Last week, the day after my last post exactly, my computer froze. Just like that. I couldn’t even turn it off. I had no other choice but to unplug it, let the battery wear out, and try to reboot it in the morning. Sometimes this works, really, though I have no idea why. I am one of the least computer savvy people left on the planet, so when I still had no luck the next afternoon I was left with no choice but to call a “geek” to come to the house. The look on his face was quite somber as he said to me “it’s not good, not good at all” and informed me that my hardrive was shot. He asked me if I had backed up all of my files, which I replied “no, is that bad?” (I said I wasn’t savvy…) After hearing that I would probably lose all of my files, most importantly, all of my pictures(!) I started to fight back tears. How would I ever be able to tell my little girl when she grows up that I don’t have a single picture of her from 3 to 5 years old??? My very smart “geek” would do his very best to try to save my files but he wouldn’t know for sure. I quickly ran out to the store and bought an external hard drive, keeping my fingers crossed that luck would be on my side that day. After doing “whatever they do”, he told me he could put the computer in a safe mode and copy all of my files, but that was it- after that he could do no more to save my computer. At the moment, I couldn’t care less about anything but my picture files. What a sigh of relief.
I will never not have everything backed up again. I have learned my lesson, believe me.
It wasn’t until that night that I fully realized that I didn’t have a computer anymore.

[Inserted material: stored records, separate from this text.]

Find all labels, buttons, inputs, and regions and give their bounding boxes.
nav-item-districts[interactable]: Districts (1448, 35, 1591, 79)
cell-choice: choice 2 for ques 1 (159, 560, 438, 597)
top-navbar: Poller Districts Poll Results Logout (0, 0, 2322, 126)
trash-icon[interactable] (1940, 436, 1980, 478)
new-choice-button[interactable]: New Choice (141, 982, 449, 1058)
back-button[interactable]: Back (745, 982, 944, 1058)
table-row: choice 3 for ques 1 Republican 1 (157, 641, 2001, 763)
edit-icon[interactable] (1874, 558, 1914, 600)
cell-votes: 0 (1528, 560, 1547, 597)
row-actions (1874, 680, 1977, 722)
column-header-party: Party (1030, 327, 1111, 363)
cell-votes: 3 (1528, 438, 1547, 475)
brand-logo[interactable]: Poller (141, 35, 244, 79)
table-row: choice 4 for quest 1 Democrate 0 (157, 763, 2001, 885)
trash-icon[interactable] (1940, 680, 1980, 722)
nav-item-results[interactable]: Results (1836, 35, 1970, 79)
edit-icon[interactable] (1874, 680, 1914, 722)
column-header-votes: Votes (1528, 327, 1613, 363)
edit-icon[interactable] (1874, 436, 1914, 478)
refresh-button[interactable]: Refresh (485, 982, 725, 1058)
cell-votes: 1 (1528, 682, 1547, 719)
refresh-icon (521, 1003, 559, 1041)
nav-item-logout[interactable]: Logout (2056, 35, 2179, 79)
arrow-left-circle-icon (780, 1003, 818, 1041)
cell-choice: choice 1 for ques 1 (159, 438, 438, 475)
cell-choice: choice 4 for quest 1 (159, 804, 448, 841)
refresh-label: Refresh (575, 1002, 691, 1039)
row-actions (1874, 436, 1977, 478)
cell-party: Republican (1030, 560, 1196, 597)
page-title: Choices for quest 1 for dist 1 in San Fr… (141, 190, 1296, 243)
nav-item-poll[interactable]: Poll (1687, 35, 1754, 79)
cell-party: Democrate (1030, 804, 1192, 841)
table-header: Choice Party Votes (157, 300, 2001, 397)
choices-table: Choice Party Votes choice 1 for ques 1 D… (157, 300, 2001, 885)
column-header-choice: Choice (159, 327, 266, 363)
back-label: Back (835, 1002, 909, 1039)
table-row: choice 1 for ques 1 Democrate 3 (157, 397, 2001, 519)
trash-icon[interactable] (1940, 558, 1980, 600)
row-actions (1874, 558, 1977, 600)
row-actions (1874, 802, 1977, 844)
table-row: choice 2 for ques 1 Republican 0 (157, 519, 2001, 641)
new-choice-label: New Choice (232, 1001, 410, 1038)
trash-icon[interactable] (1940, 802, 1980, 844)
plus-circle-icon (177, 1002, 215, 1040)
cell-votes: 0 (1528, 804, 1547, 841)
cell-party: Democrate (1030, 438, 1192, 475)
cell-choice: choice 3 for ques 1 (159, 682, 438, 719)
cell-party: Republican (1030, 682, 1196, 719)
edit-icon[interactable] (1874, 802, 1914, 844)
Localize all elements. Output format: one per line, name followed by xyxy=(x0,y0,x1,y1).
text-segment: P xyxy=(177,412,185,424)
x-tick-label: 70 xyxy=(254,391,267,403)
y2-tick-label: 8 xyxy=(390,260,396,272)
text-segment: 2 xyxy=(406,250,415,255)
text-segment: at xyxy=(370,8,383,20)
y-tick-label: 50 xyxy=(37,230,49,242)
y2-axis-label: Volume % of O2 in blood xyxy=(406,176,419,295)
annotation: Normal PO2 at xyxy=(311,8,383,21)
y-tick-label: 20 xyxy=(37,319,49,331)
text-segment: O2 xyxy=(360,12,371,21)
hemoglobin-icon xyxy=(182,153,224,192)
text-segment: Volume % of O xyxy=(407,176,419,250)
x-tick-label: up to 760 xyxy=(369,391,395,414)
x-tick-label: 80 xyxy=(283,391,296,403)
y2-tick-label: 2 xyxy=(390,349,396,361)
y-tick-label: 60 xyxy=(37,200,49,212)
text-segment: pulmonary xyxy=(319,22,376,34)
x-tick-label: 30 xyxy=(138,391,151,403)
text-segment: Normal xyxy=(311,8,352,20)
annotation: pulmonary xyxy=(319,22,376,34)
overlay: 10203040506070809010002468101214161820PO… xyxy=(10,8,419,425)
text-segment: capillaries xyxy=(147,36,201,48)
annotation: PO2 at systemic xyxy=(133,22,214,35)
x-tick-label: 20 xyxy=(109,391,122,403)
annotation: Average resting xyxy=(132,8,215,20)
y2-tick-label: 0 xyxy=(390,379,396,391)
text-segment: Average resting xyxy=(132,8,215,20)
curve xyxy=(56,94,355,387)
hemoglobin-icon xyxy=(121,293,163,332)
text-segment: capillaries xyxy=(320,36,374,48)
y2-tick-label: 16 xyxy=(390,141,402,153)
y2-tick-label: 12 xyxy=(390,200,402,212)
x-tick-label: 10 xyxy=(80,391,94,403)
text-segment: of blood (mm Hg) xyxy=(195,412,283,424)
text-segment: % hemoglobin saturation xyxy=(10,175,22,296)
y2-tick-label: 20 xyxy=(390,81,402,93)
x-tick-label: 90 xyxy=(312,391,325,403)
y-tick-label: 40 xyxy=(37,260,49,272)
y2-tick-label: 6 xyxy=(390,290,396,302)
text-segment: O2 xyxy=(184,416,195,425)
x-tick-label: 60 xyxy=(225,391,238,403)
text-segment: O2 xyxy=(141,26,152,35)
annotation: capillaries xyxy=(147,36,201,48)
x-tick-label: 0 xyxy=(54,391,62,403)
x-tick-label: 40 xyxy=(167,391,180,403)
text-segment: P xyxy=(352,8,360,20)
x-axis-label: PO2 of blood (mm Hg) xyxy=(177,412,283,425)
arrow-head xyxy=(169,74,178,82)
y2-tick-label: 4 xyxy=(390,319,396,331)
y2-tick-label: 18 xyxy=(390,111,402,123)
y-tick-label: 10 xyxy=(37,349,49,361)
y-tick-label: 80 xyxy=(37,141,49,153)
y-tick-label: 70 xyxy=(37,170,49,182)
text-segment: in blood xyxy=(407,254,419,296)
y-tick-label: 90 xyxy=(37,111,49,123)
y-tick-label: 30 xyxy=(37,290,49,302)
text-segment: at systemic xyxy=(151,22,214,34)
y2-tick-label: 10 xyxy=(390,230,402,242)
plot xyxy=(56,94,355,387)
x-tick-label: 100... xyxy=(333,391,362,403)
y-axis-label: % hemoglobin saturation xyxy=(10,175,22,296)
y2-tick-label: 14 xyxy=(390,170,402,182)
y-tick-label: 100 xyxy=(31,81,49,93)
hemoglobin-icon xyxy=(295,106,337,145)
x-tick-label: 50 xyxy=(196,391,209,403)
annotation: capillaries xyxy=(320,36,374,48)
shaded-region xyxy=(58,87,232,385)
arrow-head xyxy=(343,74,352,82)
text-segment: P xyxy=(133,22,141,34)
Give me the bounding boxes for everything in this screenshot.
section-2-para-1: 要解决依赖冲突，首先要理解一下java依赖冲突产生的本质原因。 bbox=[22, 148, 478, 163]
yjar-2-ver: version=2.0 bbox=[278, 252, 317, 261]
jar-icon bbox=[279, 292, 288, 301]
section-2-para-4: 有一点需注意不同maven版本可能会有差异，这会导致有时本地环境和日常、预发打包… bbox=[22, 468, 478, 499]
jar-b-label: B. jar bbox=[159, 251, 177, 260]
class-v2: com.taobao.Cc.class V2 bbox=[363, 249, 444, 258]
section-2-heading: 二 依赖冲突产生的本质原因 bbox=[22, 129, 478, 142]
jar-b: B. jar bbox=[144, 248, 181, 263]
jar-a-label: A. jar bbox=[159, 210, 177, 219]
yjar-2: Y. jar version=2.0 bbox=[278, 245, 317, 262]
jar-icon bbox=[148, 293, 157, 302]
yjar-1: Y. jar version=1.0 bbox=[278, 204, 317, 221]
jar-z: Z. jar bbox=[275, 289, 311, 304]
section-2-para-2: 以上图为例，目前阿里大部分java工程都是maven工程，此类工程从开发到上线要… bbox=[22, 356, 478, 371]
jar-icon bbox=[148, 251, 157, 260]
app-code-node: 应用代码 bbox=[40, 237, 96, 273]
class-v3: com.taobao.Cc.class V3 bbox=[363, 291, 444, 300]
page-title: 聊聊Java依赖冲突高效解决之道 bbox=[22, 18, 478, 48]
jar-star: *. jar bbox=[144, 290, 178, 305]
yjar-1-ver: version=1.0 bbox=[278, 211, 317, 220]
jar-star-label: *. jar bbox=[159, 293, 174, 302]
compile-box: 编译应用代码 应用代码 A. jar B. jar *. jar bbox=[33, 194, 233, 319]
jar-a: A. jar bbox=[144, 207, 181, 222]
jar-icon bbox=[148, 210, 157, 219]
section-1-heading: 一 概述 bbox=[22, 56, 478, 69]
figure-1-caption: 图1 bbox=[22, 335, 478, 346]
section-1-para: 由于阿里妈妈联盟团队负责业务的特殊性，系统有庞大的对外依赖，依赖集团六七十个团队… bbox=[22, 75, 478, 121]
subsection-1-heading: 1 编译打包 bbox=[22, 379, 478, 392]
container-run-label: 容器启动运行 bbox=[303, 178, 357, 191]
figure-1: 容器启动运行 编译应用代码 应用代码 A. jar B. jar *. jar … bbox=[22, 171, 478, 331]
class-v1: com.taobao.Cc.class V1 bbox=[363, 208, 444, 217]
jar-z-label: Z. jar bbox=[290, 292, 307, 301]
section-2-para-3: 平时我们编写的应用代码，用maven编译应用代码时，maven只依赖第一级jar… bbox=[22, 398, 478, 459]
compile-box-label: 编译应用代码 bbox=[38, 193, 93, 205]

Funny how you get so attached to these things. While we had no money in our budget for such a thing, we also realized that in this day and age, it’s really not an option anymore. So after a few days of searching, here I am again, new computer in hand….
My very nice “geek” even took off a 1/2 hour from the bill, so to say thank you, I packed up a bag of these cookies and sent him on his way.
ALMOND WAFER THINS
Makes about 90 cookies
5 Tablespoons + 1 tsp water (80 ml) water
1/2 C (110 g) unsalted butter
1 tsp cinnamon (if you can use freshly ground, do so)
1 1/2 C (300 g) Demerara sugar, packed (widely available in supermarkets)
5 oz (160 g) slivered almonds
2 C+ 2 Tablespoons (300 g) all-purpose flour
1/4 tsp baking soda
1/2 tsp fleur de sal (or kosher salt)
1 egg yolk
Warm the water, butter and cinnamon in a small saucepan until the butter is fully dissolved. Take off the heat and let cool.
In a separate bowl, add the sugar and almond slices. Pour in the cooled water/butter mixture and the almonds; stir just to combine. Add the egg yolk, followed by the flour, baking soda and the salt. Stir to form a stiff dough. Shape into 2 rectangular blocks, 5 x 12 x 3/4, OR, line a loaf pan with plastic wrap and press into the pan to make it as even and flat as possible. Cover with wrap and place in the fridge for at least 30 minutes. At this point you can freeze the dough for up to 2 months.
Preheat the oven to 325 F
Slice the dough into thin slices. You want them as thin as a coin, if not thinner. My husband loves the thinnest ones he can find in the batch. If you have trouble cutting them super thin, put the dough in the freezer for 20 minutes to firm it up even more. Place them 1/2 inch apart on a parchment lined baking sheet and bake for 10-15 minutes, until they are a deep golden brown. Let cool completely. Enjoy!